Within the flight deck, “since the SLS function design was fully integrated into the cockpit display architecture it was possible to make it very pilot friendly,” Corral says. “The result is that with SLS pilots don’t have to change the way they fly the aircraft because the guidance symbology presented in the cockpit — on the “Primary Flight Display, the PFD — looks just the same as what they are already used to for an ILS approach. In particular, the lateral and vertical deviations are identical to the ILS equivalent.”
Future developments have digitalisation and new technology at their core
Airbus is planning further rollout of SLS to other aircraft, as well as well as on an autoland capability for its airframes.
On the Eurocontrol side, its experts tell us, “among the next steps of enhancement on the horizon, will be the use of machine learning-based predictions integrated in air traffic control tools and used with live data, as well as the use of aircraft data downlink.”
A substantial part of the deployment of these solutions will require corresponding investment into air traffic control system upgrades. Increased use of GNSS navigation, including with ground-based and satellite-based augmentation systems, are a key enabler for advances including all-weather operations, the increased second glide slope, and dual threshold operations with second aiming point.

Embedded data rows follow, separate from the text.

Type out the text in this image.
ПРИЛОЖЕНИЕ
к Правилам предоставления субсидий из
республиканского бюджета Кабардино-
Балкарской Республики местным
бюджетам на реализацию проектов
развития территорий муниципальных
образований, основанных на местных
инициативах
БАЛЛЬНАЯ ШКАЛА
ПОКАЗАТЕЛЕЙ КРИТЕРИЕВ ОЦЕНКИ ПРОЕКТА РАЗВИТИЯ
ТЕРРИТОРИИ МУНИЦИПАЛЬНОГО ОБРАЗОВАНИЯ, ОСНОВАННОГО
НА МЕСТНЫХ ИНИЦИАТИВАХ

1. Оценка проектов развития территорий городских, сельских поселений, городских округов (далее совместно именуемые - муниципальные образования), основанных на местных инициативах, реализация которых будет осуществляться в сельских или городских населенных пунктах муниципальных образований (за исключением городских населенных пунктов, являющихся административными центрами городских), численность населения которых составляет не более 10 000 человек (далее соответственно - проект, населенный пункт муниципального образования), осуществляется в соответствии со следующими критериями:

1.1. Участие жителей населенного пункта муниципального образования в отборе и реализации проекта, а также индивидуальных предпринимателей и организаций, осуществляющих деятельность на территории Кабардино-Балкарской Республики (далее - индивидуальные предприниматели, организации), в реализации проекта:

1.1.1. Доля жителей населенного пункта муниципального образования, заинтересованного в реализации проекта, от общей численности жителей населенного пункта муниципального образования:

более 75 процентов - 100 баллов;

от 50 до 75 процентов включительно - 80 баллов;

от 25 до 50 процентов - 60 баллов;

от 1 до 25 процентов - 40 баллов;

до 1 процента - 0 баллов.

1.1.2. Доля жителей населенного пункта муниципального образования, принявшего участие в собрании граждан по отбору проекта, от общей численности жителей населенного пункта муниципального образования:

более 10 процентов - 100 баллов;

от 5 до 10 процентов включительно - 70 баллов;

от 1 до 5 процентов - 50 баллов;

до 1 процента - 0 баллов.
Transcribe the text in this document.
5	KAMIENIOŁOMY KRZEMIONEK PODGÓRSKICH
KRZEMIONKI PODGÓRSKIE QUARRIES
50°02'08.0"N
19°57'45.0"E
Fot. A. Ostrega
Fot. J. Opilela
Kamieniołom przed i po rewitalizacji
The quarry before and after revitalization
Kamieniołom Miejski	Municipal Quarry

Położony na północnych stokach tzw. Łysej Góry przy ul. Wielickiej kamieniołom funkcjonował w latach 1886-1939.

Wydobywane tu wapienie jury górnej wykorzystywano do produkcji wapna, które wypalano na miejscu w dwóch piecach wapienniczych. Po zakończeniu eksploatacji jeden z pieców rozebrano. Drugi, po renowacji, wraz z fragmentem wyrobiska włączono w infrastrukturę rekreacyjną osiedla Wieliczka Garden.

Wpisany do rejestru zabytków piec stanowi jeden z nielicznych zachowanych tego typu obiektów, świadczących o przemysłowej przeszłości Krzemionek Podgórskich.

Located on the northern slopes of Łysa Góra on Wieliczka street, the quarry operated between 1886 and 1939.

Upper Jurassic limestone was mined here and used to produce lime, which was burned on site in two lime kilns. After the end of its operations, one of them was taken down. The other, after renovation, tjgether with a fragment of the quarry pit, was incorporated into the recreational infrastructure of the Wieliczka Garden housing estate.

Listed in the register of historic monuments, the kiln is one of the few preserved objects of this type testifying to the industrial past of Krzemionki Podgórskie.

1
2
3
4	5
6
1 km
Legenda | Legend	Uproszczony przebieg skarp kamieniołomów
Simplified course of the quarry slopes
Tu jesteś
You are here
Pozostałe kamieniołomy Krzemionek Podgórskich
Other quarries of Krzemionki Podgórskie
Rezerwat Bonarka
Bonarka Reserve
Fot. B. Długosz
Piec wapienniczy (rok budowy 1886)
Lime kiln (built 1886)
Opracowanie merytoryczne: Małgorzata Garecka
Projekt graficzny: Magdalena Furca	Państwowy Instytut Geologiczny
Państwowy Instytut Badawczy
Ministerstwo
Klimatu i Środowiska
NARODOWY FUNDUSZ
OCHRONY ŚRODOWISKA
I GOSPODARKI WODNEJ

This is currently very limited in implementation: Eurocontrol data suggests that only about 25 percent of the commercial aircraft models for the traffic it targets are equipped with satellite-based augmentation systems, while the figure is less than 15 percent for ground-based augmentation systems.
Around air traffic management systems, Eurocontrol says, future developments “will require interoperable systems, and System-Wide Information Management (SWIM) and sharing, exchanging data for achieving greater operational predictability, as well as use of ADS-C for air-ground exchange. The increased equipage of ADS-C capabilities is therefore also of essential interest.”
Overall, says Eurocontrol, “Increasing fleet equipage and airport with advanced capabilities remain a fundamental goal, for supporting the use of more individualised and optimised trajectories, reducing noise impact as well as emissions and exploiting the full potential of the solutions contributing to more resilient and efficient airport and network operations.”
To get there, Eurocontrol will be working closely with airframers, operators and the rest of the industry — as well as with regulators and standards bodies — to further develop the maturity of technologies like machine learning and artificial intelligence.